Friday, September 11, 2009

Waiter there's a Slug on my dish...

What a wild pendulum ride we seem to be on, swinging between The All American Thunderbirds of episode three and the total joie de vivre of episode four. At least there were no mimes.You'd think with the high protein content of a good meaty escargot, the high protein diet folks would be cornering the slimy escargot market. But no, the lowly land snail was presented under glass like some weird botanical freak. Considering all the other members of the mollusk family Americans do eat, why all the snail hatin'. Remember that the next time you have a heaping plate of Key West Conch fritters you're eating ocean snail instead of land snail.
The Quickfire takes place in Daniel Boulud's beautiful Las Vegas kitchen.Let's hope it inspires some beautiful cooking. Because for the first time, they will eliminate someone for the worst Quickfire dish.Looks like someone thinks they have an advantage.French fashion trends aside there were some excellent dishes that came out of the Quickfire. Namely Kevin's winning dish of Escargot Fricasse with mushrooms, brussel sprouts and Candied Bacon Jam.

The recipe for the whole dish can be found at Bravo but since folks have asked I'm posting the Bacon Jam recipe here. Because you know we're all about Baconization.

FOR BACON JAM:
1 cup bacon, cut into 2” X 1” X 1/2” pieces
¼ cup yellow onions, julienned
3 tablespoons dark brown sugar
1 tablespoon honey
3 cups chicken stock
1 tablespoon butter, unsalted

DIRECTIONS

For Bacon Jam:
1. Render bacon in a heavy sauté pan in hot 500-degree F oven until bacon is crispy.
2. Pull from oven and remove bacon. Cook julienned onions in the remaining bacon fat, scraping the bits from the bottom of the pan until onions are dark golden.
3. Add brown sugar and stir to coat.
4. Add a third of the chicken stock and place pan back in the oven to simmer. Reduce mixture until thick, almost au sec (approx 5-15 minutes). Watch carefully that it doesn’t burn.
5. Add half of the remaining stock and reduce again until thick.
6. Add all of the remaining stock and remove pan from the oven. Season with salt, pepper, and espelette (an espelette chili pepper powder) to taste.
7. Pour contents into a blender and puree until fairly smooth.
8. Pour contents back into sauté pan and stir in honey to combine.
9. Put pan back into oven and cook stirring frequently until deep brick red color is reached.
10. Re-season and mount with butter. Allow to cool to warm temperature. Reserve.

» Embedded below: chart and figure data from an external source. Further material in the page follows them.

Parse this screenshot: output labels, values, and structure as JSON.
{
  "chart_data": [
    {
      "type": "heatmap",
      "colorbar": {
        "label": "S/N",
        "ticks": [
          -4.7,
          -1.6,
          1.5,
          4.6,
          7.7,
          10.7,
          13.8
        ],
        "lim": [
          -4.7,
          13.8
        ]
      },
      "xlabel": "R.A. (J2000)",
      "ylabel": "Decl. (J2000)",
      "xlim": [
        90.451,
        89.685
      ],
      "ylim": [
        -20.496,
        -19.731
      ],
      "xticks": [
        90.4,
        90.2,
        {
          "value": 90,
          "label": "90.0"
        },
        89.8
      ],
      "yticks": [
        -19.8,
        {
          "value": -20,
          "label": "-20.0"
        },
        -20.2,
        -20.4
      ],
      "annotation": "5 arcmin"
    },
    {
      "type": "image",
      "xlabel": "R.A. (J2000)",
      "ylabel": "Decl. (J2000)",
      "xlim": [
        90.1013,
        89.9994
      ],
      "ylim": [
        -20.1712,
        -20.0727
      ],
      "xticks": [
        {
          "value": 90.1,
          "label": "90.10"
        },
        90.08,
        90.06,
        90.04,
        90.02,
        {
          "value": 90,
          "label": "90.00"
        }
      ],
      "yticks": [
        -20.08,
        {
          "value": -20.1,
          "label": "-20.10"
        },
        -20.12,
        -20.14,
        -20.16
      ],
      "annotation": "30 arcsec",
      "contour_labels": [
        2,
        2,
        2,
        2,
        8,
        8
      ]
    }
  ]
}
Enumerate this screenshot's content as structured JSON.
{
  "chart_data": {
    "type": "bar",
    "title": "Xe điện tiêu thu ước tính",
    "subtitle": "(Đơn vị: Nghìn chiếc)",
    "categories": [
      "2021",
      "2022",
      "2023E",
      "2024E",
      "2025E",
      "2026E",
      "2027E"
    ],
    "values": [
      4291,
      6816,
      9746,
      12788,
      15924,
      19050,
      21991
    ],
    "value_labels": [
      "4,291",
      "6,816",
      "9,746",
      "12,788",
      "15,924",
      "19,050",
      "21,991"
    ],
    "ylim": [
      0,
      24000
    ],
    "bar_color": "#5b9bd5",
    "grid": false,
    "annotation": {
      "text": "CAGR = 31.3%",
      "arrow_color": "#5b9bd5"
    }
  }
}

Kevin's reward for giving us lucky viewers Candied Bacon Jam? Immunity and a seat at the big kid's table while everyone else sweats it out back in the kitchen.Just don't wear the meggings. Now for the least favorite dishes. I don't think anyone is surprised at the bottom three.What was a surprise was giving them one more chance by having a Cook Off. 20 minutes to make an amuse bouche out of anything in the kitchen. I know my heart was pounding so I can't imagine theirs. The dishes they made didn't look too bad but in the end it's the one who has camped out in the bottom of both the previous Quickfires and Elimination rounds.
Coming Next? Getting Saucy.

9 comments:

MakingSpace said...

Oh please. I'll just cook bacon and d[ it in the maple syrup with my pancakes. Unless some alert reader wants to invite me and my bacon-addicted children over for lunch one day.


Tat Woman is gone! Bwaaah! Or something.

MakingSpace said...

That was supposed to be "dip" up there. I'm all addled from the bacon.

moi said...

Bacon Jam! Would also make a nifty name for a rock band.

LaDivaCucina said...

I loves me some snails but never made them. How about you Shamu?

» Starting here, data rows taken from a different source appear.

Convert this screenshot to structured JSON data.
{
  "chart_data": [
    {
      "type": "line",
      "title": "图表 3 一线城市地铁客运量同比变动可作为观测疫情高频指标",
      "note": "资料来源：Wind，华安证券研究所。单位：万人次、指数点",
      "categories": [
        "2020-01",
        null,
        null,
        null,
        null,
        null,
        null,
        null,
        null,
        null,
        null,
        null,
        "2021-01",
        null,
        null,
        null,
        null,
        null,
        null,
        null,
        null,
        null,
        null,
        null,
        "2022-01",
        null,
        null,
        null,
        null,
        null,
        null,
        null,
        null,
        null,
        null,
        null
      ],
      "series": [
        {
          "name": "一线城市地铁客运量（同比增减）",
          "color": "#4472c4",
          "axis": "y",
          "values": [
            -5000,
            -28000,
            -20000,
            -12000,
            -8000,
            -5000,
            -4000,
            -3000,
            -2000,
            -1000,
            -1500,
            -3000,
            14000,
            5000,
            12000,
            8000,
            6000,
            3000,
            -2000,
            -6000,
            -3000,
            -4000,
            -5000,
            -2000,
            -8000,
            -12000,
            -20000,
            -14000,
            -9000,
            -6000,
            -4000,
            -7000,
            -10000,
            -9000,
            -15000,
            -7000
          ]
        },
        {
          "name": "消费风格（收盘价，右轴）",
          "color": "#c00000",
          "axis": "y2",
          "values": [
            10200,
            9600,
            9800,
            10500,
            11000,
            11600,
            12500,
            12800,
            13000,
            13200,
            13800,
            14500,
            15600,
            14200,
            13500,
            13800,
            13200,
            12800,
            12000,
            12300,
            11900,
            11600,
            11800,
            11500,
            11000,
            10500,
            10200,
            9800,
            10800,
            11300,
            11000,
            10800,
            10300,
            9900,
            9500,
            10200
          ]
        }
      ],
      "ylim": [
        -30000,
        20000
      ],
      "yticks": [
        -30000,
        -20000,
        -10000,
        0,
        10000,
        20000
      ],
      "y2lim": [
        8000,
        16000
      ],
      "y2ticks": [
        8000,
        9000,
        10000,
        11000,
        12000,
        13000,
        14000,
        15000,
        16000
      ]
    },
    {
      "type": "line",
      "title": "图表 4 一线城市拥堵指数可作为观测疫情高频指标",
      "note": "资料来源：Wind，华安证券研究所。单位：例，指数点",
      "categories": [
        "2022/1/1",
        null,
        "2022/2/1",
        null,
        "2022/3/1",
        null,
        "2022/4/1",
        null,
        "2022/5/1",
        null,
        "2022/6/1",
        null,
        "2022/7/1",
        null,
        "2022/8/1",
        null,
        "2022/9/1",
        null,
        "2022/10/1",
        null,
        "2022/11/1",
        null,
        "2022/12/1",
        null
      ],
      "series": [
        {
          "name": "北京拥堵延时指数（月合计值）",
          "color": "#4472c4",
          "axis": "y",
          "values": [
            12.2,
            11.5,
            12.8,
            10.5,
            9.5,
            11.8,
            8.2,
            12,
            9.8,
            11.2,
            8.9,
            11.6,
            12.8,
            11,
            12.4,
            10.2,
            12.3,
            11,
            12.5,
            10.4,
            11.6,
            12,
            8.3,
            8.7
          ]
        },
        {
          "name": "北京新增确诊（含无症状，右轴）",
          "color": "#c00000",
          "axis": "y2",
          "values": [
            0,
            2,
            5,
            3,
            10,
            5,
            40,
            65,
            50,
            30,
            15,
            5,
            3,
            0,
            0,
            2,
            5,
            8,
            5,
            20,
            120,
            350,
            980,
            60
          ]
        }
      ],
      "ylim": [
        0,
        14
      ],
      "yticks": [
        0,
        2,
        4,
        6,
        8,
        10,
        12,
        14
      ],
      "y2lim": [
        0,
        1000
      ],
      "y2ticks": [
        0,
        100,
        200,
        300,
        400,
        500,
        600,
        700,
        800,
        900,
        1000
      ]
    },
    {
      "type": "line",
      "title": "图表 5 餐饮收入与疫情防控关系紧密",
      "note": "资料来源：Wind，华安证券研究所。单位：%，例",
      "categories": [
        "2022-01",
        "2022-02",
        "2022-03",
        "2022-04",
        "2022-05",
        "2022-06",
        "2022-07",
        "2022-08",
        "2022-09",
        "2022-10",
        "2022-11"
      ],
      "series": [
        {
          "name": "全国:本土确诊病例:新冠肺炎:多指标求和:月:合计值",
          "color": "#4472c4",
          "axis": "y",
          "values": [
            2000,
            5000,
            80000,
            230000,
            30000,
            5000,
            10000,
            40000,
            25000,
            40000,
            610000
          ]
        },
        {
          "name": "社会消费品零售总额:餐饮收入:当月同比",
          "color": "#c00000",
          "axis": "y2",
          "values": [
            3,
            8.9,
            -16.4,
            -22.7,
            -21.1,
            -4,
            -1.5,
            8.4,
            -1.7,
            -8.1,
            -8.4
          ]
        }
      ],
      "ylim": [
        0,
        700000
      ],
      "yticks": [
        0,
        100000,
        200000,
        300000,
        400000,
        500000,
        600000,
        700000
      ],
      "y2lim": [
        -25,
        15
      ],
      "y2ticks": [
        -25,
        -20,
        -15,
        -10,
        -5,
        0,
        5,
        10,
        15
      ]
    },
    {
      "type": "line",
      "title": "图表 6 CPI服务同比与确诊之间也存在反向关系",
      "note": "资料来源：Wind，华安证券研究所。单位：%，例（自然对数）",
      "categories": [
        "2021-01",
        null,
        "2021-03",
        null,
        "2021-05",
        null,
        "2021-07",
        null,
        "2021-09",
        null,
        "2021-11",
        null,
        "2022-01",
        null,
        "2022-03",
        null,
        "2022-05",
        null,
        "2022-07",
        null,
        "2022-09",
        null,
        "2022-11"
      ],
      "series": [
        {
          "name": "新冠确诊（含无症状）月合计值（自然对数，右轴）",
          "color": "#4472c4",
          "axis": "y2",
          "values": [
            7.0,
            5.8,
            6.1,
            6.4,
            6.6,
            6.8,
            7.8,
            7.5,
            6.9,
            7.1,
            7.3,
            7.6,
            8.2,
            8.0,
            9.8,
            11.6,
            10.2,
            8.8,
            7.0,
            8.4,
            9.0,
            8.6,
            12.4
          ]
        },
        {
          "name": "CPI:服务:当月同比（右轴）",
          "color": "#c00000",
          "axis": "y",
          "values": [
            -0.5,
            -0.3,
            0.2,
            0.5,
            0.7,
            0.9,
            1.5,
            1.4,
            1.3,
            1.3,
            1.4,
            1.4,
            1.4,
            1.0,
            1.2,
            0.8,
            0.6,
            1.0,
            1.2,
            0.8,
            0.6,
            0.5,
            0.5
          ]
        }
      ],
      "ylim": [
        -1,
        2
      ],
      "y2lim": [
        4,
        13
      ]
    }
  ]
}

Tintin's outfit is ridiculous, esp. the black shoes and socks! YIKES! I was figuring him to be a kitchen clog chef!

Big Shamu said...

MS I think you forgot to mention that inviting a Hawaiian resident to lunch is a leetle more complicated than just issuing the invite.

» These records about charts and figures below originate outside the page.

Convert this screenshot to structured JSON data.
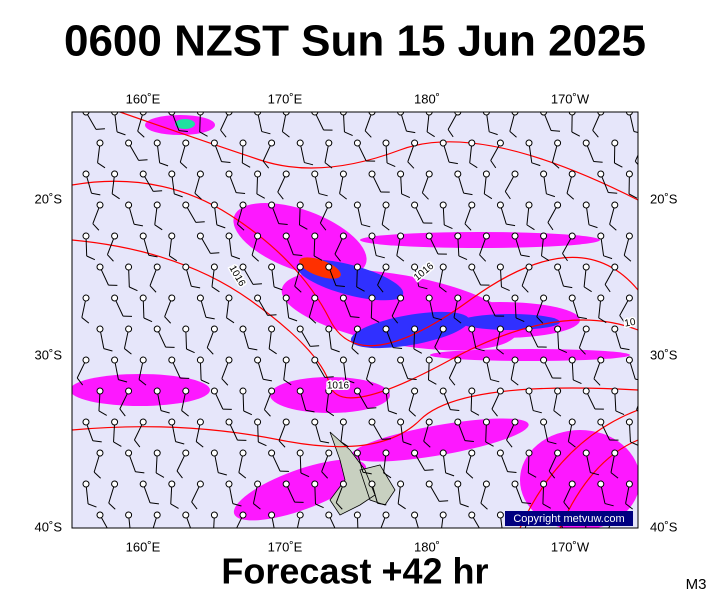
{
  "header": {
    "title": "0600 NZST Sun 15 Jun 2025"
  },
  "map": {
    "lon_labels": [
      "160˚E",
      "170˚E",
      "180˚",
      "170˚W"
    ],
    "lat_labels": [
      "20˚S",
      "30˚S",
      "40˚S"
    ],
    "contour_labels": [
      "1016",
      "1016",
      "1016",
      "10"
    ],
    "copyright": "Copyright metvuw.com"
  },
  "footer": {
    "forecast": "Forecast +42 hr",
    "model": "M3"
  }
}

Moi, at the next bloggy summit maybe Bacon Jam will play.

La Diva, I have had conch but no escargot. But it's on my list to try. And that's tintin's outfit in Shamu's Photochoppy World.

LaDivaCucina said...

OMG, I'm glad you told me (about Tintin) because it was giving me nightmares on many levels!!!

I've had escargot in the trad way many times. I love 'em but always with a lot of bread (it's that texture thing again) It's certainly not anything I would crave though. YOu should try them once, Shamu, being the foodie you are.

LaDivaCucina said...

Making Space are you in Hawaii?

Big Shamu said...

La Diva, it's not the photochops that get posted that give me nightmares, it's the ones I don't post that haunt me. There are some things that should just stay in Shamu's computer.

LaDivaCucina said...

Ok, that IS scaring me. But I scare myself too. I'll send you something silly I was doing yesterday waiting for hubby to pull it together. If I knew photoshop better, I'd be dangerous. It's best I leave it in your capable (and responsible) hands.